The Entertainment Software Association reports that 97 percent of U.S. teens play games either on the computer, Web or console. Sixty percent of all gamers are male. The average 2010 gamer spent an average of eight hours a week playing video games and 50 percent of male gamers admit to playing games rated as mature.
That sounds like an alarmingly high number of gamers and if they’re playing violent, aggressive games, the video games’ impact could be widespread.
The team of researchers recently conducted a functional magnetic resonance imaging (fMRI) analysis of long-term effects of violent video game play on the brain and found “changes in brain regions associated with cognitive function and emotional control in young adult men after one week of game play.”

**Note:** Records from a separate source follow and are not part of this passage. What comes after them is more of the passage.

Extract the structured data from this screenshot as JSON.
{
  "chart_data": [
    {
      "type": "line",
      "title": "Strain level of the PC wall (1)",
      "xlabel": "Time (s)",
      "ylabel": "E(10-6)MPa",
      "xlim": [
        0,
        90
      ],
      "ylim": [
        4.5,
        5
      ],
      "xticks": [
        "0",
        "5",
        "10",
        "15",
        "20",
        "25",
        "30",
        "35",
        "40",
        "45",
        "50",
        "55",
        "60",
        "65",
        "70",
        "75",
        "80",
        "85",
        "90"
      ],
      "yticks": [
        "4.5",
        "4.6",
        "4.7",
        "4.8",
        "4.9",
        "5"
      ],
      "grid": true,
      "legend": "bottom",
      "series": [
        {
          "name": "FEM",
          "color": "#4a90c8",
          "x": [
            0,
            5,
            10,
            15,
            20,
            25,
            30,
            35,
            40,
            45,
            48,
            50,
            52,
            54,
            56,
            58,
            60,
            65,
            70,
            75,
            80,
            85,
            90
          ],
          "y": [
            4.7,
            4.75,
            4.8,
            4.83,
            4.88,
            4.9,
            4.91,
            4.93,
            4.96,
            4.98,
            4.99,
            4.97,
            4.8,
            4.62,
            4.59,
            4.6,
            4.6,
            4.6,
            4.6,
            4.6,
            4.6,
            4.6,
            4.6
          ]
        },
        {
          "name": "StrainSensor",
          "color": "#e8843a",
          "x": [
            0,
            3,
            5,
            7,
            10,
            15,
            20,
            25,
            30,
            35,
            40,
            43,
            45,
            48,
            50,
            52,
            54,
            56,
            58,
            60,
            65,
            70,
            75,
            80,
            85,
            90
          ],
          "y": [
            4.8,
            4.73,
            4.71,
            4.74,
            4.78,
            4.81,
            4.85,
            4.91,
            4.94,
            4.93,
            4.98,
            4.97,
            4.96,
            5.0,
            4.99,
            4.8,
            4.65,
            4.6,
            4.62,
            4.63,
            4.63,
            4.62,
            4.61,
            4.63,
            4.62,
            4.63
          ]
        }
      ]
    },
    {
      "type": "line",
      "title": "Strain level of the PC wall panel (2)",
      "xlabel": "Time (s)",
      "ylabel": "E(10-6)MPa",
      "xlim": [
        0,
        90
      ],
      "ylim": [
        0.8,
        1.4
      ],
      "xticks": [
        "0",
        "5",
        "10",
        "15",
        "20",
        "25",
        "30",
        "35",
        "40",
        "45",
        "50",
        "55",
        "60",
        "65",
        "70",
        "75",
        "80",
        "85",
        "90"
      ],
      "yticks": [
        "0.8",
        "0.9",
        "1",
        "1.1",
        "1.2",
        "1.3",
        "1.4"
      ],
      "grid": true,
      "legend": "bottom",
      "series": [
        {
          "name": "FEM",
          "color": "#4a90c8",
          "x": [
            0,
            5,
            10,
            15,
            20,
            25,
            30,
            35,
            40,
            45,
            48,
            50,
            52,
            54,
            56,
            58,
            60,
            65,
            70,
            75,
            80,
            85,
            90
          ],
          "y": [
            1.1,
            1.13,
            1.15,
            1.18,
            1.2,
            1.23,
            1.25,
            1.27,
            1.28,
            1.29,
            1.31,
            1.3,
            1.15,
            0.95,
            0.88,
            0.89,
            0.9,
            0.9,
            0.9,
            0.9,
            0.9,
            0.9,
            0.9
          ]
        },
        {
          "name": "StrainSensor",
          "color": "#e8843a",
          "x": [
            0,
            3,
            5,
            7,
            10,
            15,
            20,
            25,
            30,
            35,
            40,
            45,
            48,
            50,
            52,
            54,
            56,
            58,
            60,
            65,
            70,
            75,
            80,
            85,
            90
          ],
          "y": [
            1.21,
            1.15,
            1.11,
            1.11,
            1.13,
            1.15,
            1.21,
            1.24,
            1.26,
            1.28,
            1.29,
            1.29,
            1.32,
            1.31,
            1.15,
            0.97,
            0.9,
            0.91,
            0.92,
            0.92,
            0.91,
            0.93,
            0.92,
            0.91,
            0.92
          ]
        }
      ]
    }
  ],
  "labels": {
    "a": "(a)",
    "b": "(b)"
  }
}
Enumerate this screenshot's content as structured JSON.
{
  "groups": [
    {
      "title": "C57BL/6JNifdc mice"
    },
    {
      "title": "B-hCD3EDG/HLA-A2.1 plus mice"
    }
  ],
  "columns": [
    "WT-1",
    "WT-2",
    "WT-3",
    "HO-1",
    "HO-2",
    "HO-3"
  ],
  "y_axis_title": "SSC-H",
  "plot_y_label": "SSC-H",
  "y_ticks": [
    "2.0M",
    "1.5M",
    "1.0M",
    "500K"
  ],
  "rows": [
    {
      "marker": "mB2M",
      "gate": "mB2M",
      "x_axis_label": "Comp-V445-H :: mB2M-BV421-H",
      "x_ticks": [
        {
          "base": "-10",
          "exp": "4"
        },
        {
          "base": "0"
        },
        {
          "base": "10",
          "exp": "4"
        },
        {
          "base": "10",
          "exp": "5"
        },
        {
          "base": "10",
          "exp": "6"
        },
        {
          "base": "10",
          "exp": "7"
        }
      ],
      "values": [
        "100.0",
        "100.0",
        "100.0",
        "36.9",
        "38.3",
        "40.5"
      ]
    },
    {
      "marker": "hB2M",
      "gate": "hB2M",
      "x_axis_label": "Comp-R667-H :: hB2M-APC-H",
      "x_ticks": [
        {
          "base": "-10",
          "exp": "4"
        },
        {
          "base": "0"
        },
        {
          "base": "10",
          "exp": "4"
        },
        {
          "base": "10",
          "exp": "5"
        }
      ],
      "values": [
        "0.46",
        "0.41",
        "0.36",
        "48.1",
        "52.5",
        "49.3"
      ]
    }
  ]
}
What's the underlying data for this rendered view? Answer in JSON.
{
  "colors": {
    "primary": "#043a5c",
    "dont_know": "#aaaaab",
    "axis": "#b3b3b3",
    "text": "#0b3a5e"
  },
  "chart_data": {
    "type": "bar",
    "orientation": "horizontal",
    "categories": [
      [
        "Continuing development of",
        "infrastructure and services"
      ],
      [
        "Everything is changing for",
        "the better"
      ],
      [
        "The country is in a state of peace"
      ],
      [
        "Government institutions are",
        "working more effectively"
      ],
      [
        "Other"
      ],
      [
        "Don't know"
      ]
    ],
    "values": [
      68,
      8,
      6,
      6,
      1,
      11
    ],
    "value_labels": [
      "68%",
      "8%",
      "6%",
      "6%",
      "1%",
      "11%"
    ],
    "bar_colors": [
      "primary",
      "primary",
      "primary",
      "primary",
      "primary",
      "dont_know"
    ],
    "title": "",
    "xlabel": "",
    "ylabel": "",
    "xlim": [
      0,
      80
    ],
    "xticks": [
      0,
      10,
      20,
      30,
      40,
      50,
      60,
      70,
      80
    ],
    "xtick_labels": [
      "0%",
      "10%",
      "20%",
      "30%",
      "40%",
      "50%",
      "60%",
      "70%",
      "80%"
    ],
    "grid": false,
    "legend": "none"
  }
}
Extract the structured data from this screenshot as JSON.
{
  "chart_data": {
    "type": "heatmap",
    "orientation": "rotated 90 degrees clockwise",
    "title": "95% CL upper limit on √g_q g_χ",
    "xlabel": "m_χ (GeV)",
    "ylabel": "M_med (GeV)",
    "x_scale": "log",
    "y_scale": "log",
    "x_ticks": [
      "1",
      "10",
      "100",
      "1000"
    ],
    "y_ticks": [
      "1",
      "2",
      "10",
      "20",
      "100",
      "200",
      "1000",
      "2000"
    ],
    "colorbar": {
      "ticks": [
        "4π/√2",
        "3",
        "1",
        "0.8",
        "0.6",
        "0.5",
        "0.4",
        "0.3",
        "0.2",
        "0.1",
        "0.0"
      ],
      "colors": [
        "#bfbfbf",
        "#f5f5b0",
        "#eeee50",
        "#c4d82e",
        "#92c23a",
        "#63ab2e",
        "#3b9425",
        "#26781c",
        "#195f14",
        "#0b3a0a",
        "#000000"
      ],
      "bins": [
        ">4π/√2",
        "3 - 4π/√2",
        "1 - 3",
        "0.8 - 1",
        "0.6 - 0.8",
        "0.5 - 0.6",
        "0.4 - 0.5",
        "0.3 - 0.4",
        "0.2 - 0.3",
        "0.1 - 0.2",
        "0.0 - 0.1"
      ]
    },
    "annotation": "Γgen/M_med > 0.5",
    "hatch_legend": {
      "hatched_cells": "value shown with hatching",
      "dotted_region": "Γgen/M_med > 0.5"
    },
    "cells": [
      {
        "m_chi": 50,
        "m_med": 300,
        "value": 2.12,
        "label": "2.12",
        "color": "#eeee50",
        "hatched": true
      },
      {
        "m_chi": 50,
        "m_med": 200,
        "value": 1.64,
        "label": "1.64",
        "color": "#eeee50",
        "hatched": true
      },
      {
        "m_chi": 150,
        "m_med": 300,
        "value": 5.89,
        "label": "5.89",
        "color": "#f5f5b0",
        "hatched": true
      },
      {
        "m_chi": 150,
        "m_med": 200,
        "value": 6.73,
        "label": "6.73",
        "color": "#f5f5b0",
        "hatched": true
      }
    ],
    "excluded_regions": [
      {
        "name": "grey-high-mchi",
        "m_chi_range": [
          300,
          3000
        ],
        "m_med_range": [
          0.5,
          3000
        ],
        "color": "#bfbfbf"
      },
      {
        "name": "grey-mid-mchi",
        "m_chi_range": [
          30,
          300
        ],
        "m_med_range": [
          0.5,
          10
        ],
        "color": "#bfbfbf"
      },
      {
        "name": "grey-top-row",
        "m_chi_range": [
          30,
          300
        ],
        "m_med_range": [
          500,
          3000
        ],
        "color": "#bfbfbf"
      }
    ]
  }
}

According to a release on the study, “(Twenty-two) healthy adult males, age 18 to 29, with low past exposure to violent video games were randomly assigned to two groups of 11. Members of the first group were instructed to play a shooting video game for 10 hours at home for one week and refrain from playing the following week. The second group did not play a violent video game at all during the two-week period.
“Each of the 22 men underwent fMRI at the beginning of the study, with follow-up exams at one and two weeks.